The Underwater World that Exists Just Below the Surface

From Expedition Guide Ashley Bolwerk, Wilderness Adventurer:


Most guests who arrive in Alaska for an Uncruise adventure, come with an extensive checklist of wildlife that they are hoping to see: bears, whales, eagles, etc. Most of these lists leave out the marine invertebrates that share the waters that we cruise on; yet many guests leave our adventures with a renewed fascination for our spineless neighbors.

The term invertebrate actually encompasses several different phylums of organisms that are far more diverse than our own vertebrate group. The vast differences between a human and a sea lamprey pale in comparison to the differences between groups of invertebrates.
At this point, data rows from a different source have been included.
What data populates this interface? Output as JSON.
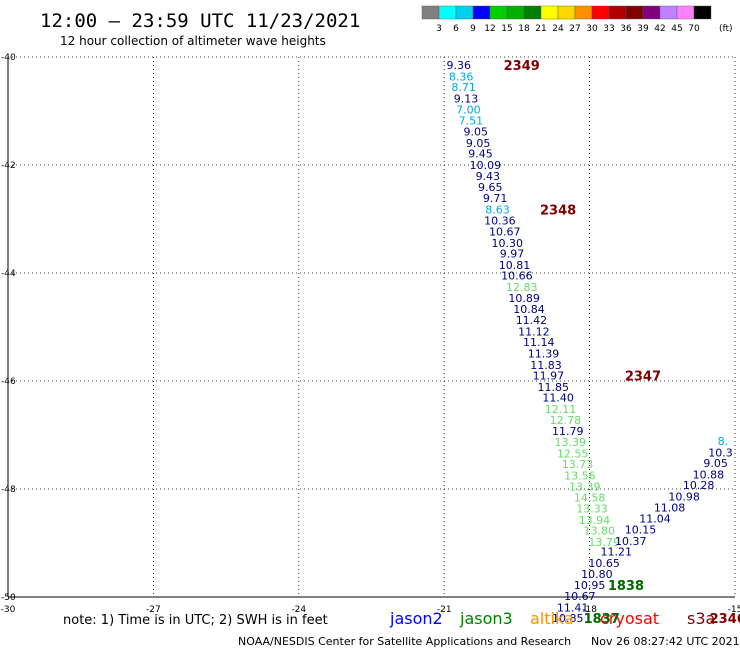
{
  "header": {
    "title": "12:00 – 23:59 UTC 11/23/2021",
    "subtitle": "12 hour collection of altimeter wave heights"
  },
  "colorbar": {
    "labels": [
      "3",
      "6",
      "9",
      "12",
      "15",
      "18",
      "21",
      "24",
      "27",
      "30",
      "33",
      "36",
      "39",
      "42",
      "45",
      "70"
    ],
    "unit": "(ft)",
    "colors": [
      "#808080",
      "#00ffff",
      "#00d0f0",
      "#0000ff",
      "#00d000",
      "#00b000",
      "#008000",
      "#ffff00",
      "#ffd700",
      "#ff9000",
      "#ff0000",
      "#b00000",
      "#800000",
      "#800080",
      "#c080ff",
      "#ff80ff",
      "#000000"
    ]
  },
  "footer": {
    "note": "note: 1) Time is in UTC; 2) SWH is in feet",
    "credit": "NOAA/NESDIS Center for Satellite Applications and Research",
    "timestamp": "Nov 26 08:27:42 UTC 2021"
  },
  "chart_data": {
    "type": "scatter",
    "xlim": [
      -30,
      -15
    ],
    "ylim": [
      -50,
      -40
    ],
    "x_ticks": [
      -30,
      -27,
      -24,
      -21,
      -18,
      -15
    ],
    "y_ticks": [
      -40,
      -42,
      -44,
      -46,
      -48,
      -50
    ],
    "grid": true,
    "legend": [
      {
        "name": "jason2",
        "color": "#0000ff"
      },
      {
        "name": "jason3",
        "color": "#008000"
      },
      {
        "name": "altika",
        "color": "#ff9000"
      },
      {
        "name": "cryosat",
        "color": "#ff0000"
      },
      {
        "name": "s3a",
        "color": "#800000"
      }
    ],
    "series": [
      {
        "color_note": "pass A",
        "points": [
          {
            "x": -20.7,
            "y": -40.15,
            "v": "9.36",
            "c": "#000080"
          },
          {
            "x": -20.65,
            "y": -40.36,
            "v": "8.36",
            "c": "#00aadd"
          },
          {
            "x": -20.6,
            "y": -40.56,
            "v": "8.71",
            "c": "#00aadd"
          },
          {
            "x": -20.55,
            "y": -40.77,
            "v": "9.13",
            "c": "#000080"
          },
          {
            "x": -20.5,
            "y": -40.97,
            "v": "7.00",
            "c": "#00aadd"
          },
          {
            "x": -20.45,
            "y": -41.18,
            "v": "7.51",
            "c": "#00aadd"
          },
          {
            "x": -20.35,
            "y": -41.38,
            "v": "9.05",
            "c": "#000080"
          },
          {
            "x": -20.3,
            "y": -41.59,
            "v": "9.05",
            "c": "#000080"
          },
          {
            "x": -20.25,
            "y": -41.79,
            "v": "9.45",
            "c": "#000080"
          },
          {
            "x": -20.15,
            "y": -42.0,
            "v": "10.09",
            "c": "#000080"
          },
          {
            "x": -20.1,
            "y": -42.2,
            "v": "9.43",
            "c": "#000080"
          },
          {
            "x": -20.05,
            "y": -42.41,
            "v": "9.65",
            "c": "#000080"
          },
          {
            "x": -19.95,
            "y": -42.61,
            "v": "9.71",
            "c": "#000080"
          },
          {
            "x": -19.9,
            "y": -42.82,
            "v": "8.63",
            "c": "#00aadd"
          },
          {
            "x": -19.85,
            "y": -43.03,
            "v": "10.36",
            "c": "#000080"
          },
          {
            "x": -19.75,
            "y": -43.23,
            "v": "10.67",
            "c": "#000080"
          },
          {
            "x": -19.7,
            "y": -43.44,
            "v": "10.30",
            "c": "#000080"
          },
          {
            "x": -19.6,
            "y": -43.64,
            "v": "9.97",
            "c": "#000080"
          },
          {
            "x": -19.55,
            "y": -43.85,
            "v": "10.81",
            "c": "#000080"
          },
          {
            "x": -19.5,
            "y": -44.05,
            "v": "10.66",
            "c": "#000080"
          },
          {
            "x": -19.4,
            "y": -44.26,
            "v": "12.83",
            "c": "#66dd66"
          },
          {
            "x": -19.35,
            "y": -44.46,
            "v": "10.89",
            "c": "#000080"
          },
          {
            "x": -19.25,
            "y": -44.67,
            "v": "10.84",
            "c": "#000080"
          },
          {
            "x": -19.2,
            "y": -44.87,
            "v": "11.42",
            "c": "#000080"
          },
          {
            "x": -19.15,
            "y": -45.08,
            "v": "11.12",
            "c": "#000080"
          },
          {
            "x": -19.05,
            "y": -45.28,
            "v": "11.14",
            "c": "#000080"
          },
          {
            "x": -18.95,
            "y": -45.49,
            "v": "11.39",
            "c": "#000080"
          },
          {
            "x": -18.9,
            "y": -45.7,
            "v": "11.83",
            "c": "#000080"
          },
          {
            "x": -18.85,
            "y": -45.9,
            "v": "11.97",
            "c": "#000080"
          },
          {
            "x": -18.75,
            "y": -46.11,
            "v": "11.85",
            "c": "#000080"
          },
          {
            "x": -18.65,
            "y": -46.31,
            "v": "11.40",
            "c": "#000080"
          },
          {
            "x": -18.6,
            "y": -46.52,
            "v": "12.11",
            "c": "#66dd66"
          },
          {
            "x": -18.5,
            "y": -46.72,
            "v": "12.78",
            "c": "#66dd66"
          },
          {
            "x": -18.45,
            "y": -46.93,
            "v": "11.79",
            "c": "#000080"
          },
          {
            "x": -18.4,
            "y": -47.13,
            "v": "13.39",
            "c": "#66dd66"
          },
          {
            "x": -18.35,
            "y": -47.34,
            "v": "12.55",
            "c": "#66dd66"
          },
          {
            "x": -18.25,
            "y": -47.54,
            "v": "13.73",
            "c": "#66dd66"
          },
          {
            "x": -18.2,
            "y": -47.75,
            "v": "13.56",
            "c": "#66dd66"
          },
          {
            "x": -18.1,
            "y": -47.95,
            "v": "13.39",
            "c": "#66dd66"
          },
          {
            "x": -18.0,
            "y": -48.16,
            "v": "14.58",
            "c": "#66dd66"
          },
          {
            "x": -17.95,
            "y": -48.36,
            "v": "13.33",
            "c": "#66dd66"
          },
          {
            "x": -17.9,
            "y": -48.57,
            "v": "13.94",
            "c": "#66dd66"
          },
          {
            "x": -17.8,
            "y": -48.77,
            "v": "13.80",
            "c": "#66dd66"
          },
          {
            "x": -17.7,
            "y": -48.98,
            "v": "13.79",
            "c": "#66dd66"
          }
        ]
      },
      {
        "color_note": "pass B",
        "points": [
          {
            "x": -15.25,
            "y": -47.11,
            "v": "8.",
            "c": "#00aadd"
          },
          {
            "x": -15.3,
            "y": -47.32,
            "v": "10.3",
            "c": "#000080"
          },
          {
            "x": -15.4,
            "y": -47.52,
            "v": "9.05",
            "c": "#000080"
          },
          {
            "x": -15.55,
            "y": -47.73,
            "v": "10.88",
            "c": "#000080"
          },
          {
            "x": -15.75,
            "y": -47.93,
            "v": "10.28",
            "c": "#000080"
          },
          {
            "x": -16.05,
            "y": -48.14,
            "v": "10.98",
            "c": "#000080"
          },
          {
            "x": -16.35,
            "y": -48.34,
            "v": "11.08",
            "c": "#000080"
          },
          {
            "x": -16.65,
            "y": -48.55,
            "v": "11.04",
            "c": "#000080"
          },
          {
            "x": -16.95,
            "y": -48.75,
            "v": "10.15",
            "c": "#000080"
          },
          {
            "x": -17.15,
            "y": -48.96,
            "v": "10.37",
            "c": "#000080"
          },
          {
            "x": -17.45,
            "y": -49.16,
            "v": "11.21",
            "c": "#000080"
          },
          {
            "x": -17.7,
            "y": -49.37,
            "v": "10.65",
            "c": "#000080"
          },
          {
            "x": -17.85,
            "y": -49.57,
            "v": "10.80",
            "c": "#000080"
          },
          {
            "x": -18.0,
            "y": -49.78,
            "v": "10.95",
            "c": "#000080"
          },
          {
            "x": -18.2,
            "y": -49.98,
            "v": "10.67",
            "c": "#000080"
          },
          {
            "x": -18.35,
            "y": -50.19,
            "v": "11.41",
            "c": "#000080"
          },
          {
            "x": -18.45,
            "y": -50.39,
            "v": "10.85",
            "c": "#000080"
          }
        ]
      }
    ],
    "time_labels": [
      {
        "x": -19.4,
        "y": -40.15,
        "t": "2349",
        "c": "#800000"
      },
      {
        "x": -18.65,
        "y": -42.82,
        "t": "2348",
        "c": "#800000"
      },
      {
        "x": -16.9,
        "y": -45.9,
        "t": "2347",
        "c": "#800000"
      },
      {
        "x": -15.15,
        "y": -50.39,
        "t": "2346",
        "c": "#800000"
      },
      {
        "x": -17.25,
        "y": -49.78,
        "t": "1838",
        "c": "#006600"
      },
      {
        "x": -17.75,
        "y": -50.39,
        "t": "1837",
        "c": "#006600"
      }
    ]
  }
}
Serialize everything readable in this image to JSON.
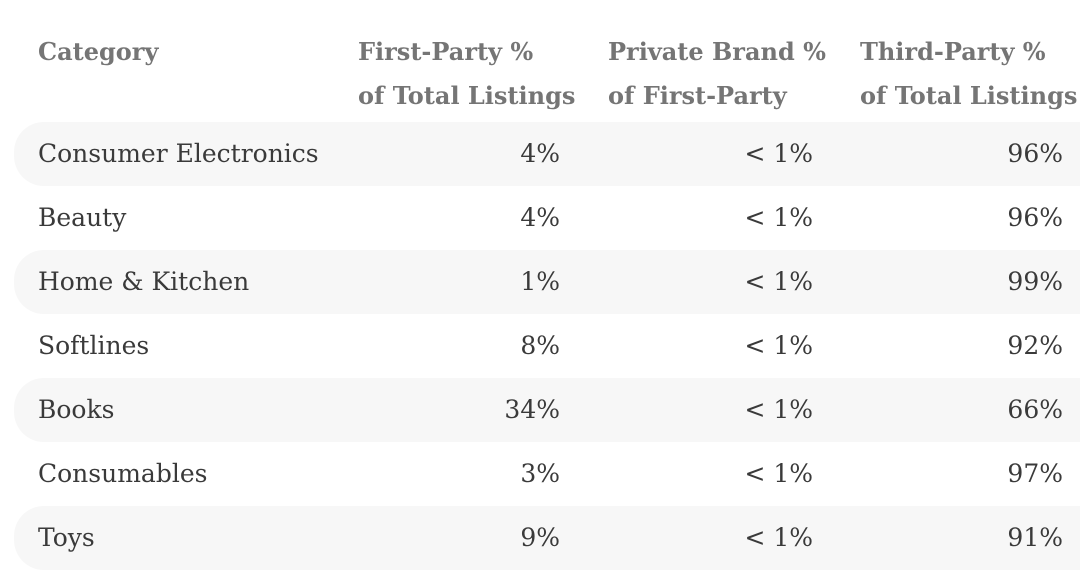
{
  "table": {
    "headers": {
      "category": [
        "Category"
      ],
      "first_party": [
        "First-Party %",
        "of Total Listings"
      ],
      "private_brand": [
        "Private Brand %",
        "of First-Party"
      ],
      "third_party": [
        "Third-Party %",
        "of Total Listings"
      ]
    },
    "rows": [
      {
        "category": "Consumer Electronics",
        "first_party": "4%",
        "private_brand": "< 1%",
        "third_party": "96%"
      },
      {
        "category": "Beauty",
        "first_party": "4%",
        "private_brand": "< 1%",
        "third_party": "96%"
      },
      {
        "category": "Home & Kitchen",
        "first_party": "1%",
        "private_brand": "< 1%",
        "third_party": "99%"
      },
      {
        "category": "Softlines",
        "first_party": "8%",
        "private_brand": "< 1%",
        "third_party": "92%"
      },
      {
        "category": "Books",
        "first_party": "34%",
        "private_brand": "< 1%",
        "third_party": "66%"
      },
      {
        "category": "Consumables",
        "first_party": "3%",
        "private_brand": "< 1%",
        "third_party": "97%"
      },
      {
        "category": "Toys",
        "first_party": "9%",
        "private_brand": "< 1%",
        "third_party": "91%"
      }
    ]
  },
  "colors": {
    "header_text": "#757575",
    "body_text": "#3a3a3a",
    "row_shade": "#f7f7f7"
  }
}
Aside from not having a backbone, many invertebrates have planktonic larval stages, and are otherwise completely unique from one another.

For example:

Echinoderms, which include sea stars, sea urchins, sea cucumbers, and sand dollars, tend to have penta-radial (five-part) symmetry, spiny skin, and tube feet.

Bryozoans, including crusting and branching forms of bryozoans are tiny, colonial animals that feed on plankton and are often viewed as white crust on kelps.

Cnidarians, which include anemones and jellyfish, have stinging tentacles to capture their prey and an incomplete digestive track, meaning food enters and leaves the body through the same opening.

Mollusks, which include mussels, clams, chitons, sea slugs, limpets, and snails, typically have one or more shells for protection (except sea slugs and the octopus relatives), a muscular foot for locomotion, and a rasping radula (except bivalves and octopus relatives) for feeding.

Porifera, which include sponges, have silica (glass) spicules inside their tissue that provide support and protection and have no symmetry (asymmetrical).

Annelids, include all of the marine relatives of terrestrial earth worms, which have segmented bodies, and small, hairy feet called setae. They, also often come outfitted with extravagant pinching, tearing, or sucking mouthparts and can produce large amounts of mucous.

Arthropods, are the largest and most diverse phylum of animals on the planet (roughly 80% of all described species) and include crabs, shrimp, barnacles, isopods, and amphipods. They have hard external skeletons that they must shed in order to grow, and their limbs are jointed. 

These and so many more organisms are visible during low tides while snorkeling, kayaking, skiff touring, or beach walking. The diversity of organisms rivals that of tropical reefs and the vibrant colors deeply contrast the grey rocks and sky that abound in Southeast Alaska. Every guest that I’ve ever taken on an invertebrate scavenger hunt has been left in awe of their unexpected beauty and variety. We all leave with a deeper love for the underwater, invertebrate-dominated world that exists just below the surface of the sea here in Southeast Alaska.